Jubir menyebut bahwa apa yang dikeluarkan IAEA dalam resolusi barunya dengan jelas menggambarkan bagaimana badan itu berpihak pada Barat dan telah dibayar untuk menyuarakan tujuan mereka.
"Jika IAEA ingin menghindari kritik internasional sebagai pihak yang dibayar AS, maka disarankan untuk mengabdikan diri untuk mengatasi kesulitan yang dihadapi komunitas internasional," ujarnya, seperti dimuat
The Star. Lebih lanjut, Jubir menuduh Ketua IAEA Rafael Grossi berusaha menciptakan suasana menekan dengan menyebarkan berita palsu tentang uji coba nuklir yang akan segera dilakukan Korea Utara.

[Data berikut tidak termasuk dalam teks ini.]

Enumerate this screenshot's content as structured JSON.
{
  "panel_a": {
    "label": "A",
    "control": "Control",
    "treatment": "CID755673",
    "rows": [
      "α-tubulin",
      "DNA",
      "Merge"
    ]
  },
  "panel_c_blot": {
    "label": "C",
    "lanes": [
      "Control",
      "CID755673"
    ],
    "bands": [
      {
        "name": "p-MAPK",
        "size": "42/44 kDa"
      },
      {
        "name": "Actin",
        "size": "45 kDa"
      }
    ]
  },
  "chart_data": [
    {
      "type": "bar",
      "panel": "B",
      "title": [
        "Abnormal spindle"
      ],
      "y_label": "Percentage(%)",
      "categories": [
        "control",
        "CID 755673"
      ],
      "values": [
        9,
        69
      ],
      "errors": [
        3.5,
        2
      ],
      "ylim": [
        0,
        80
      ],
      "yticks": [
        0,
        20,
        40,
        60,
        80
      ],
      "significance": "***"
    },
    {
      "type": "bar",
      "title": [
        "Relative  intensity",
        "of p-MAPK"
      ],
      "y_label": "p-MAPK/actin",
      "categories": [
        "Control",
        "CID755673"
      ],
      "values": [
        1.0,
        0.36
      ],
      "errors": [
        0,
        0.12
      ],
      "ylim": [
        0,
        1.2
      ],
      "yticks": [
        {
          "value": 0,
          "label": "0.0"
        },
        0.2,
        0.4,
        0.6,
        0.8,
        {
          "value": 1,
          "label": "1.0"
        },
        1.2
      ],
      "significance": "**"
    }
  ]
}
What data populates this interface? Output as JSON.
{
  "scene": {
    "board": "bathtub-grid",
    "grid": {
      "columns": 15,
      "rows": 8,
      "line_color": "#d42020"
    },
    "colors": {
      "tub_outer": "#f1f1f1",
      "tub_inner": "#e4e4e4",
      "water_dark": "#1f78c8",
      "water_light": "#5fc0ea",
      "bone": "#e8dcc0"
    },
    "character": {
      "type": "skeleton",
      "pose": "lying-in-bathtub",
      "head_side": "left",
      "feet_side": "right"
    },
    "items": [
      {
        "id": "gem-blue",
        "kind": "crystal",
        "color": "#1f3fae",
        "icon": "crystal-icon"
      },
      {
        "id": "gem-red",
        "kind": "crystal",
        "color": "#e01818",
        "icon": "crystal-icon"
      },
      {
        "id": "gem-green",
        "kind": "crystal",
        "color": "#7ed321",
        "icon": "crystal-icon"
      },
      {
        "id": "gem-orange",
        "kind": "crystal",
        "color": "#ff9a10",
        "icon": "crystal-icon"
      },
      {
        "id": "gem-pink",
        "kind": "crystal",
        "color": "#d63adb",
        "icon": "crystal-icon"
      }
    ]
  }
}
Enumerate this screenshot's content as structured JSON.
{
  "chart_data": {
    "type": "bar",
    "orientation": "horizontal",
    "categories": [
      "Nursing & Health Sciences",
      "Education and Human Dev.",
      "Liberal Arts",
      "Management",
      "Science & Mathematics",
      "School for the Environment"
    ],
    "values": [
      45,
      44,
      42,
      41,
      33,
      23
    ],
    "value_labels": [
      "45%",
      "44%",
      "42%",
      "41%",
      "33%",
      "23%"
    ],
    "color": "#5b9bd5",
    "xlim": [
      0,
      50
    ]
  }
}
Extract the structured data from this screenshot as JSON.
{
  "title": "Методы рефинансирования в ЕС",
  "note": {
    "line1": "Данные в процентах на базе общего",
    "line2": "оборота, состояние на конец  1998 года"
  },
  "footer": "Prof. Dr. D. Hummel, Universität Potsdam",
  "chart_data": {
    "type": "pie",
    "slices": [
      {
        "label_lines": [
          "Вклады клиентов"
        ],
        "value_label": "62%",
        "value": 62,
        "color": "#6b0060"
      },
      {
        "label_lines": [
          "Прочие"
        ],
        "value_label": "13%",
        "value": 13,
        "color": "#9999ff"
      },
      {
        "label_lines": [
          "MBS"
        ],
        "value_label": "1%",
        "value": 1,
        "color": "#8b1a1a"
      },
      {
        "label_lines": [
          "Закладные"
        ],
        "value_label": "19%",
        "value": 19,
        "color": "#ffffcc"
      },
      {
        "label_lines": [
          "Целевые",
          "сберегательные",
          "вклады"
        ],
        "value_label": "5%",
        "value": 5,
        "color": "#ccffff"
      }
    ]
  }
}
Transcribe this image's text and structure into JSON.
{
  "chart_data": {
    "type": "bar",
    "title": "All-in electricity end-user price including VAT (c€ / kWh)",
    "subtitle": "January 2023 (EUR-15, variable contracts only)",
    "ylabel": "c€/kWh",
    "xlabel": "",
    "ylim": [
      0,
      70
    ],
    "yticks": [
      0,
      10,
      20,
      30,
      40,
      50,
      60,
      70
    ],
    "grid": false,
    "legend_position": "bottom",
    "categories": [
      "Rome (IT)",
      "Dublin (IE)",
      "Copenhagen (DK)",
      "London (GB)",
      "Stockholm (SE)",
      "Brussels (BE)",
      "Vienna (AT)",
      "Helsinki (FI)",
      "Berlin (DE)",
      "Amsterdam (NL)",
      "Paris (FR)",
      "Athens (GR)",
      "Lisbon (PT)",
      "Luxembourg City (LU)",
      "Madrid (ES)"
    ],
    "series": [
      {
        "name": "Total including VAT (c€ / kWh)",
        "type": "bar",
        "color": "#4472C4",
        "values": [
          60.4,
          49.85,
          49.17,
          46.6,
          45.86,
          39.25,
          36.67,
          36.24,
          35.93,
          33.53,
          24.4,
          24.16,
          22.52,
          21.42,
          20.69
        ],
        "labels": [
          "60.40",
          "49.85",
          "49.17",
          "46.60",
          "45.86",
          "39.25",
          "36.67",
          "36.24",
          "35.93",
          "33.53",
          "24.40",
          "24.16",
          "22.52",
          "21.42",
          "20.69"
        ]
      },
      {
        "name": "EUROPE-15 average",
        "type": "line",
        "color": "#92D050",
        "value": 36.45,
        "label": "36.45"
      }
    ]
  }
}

"Lelucon kekuatan musuh tersebut merupakan pengungkapan niat jahat mereka untuk menutupi tindakan kriminal mereka yang secara serius mengancam sistem non-proliferasi nuklir internasional dan membenarkan kebijakan permusuhan mereka terhadap DPRK,” katanya, menurut media pemerintah KCNA.
DPRK mengacu pada nama resmi Korea Utara, Republik Demokratik Rakyat Korea.
Tahun lalu, Grossi memperingatkan bahwa Korea Utara dapat melanjutkan uji coba nuklir untuk pertama kalinya sejak 2017.
Sementara IAEA tidak memiliki akses ke Korea Utara sejak Pyongyang mengusir inspekturnya pada tahun 2009 dan kemudian memulai kembali uji coba nuklir.
Peningkatan kekuatan nuklir merupakan upaya bela diri Korea Utara terhadap tindakan konfrontasi AS yang mengancam wilayah kedaulatannya.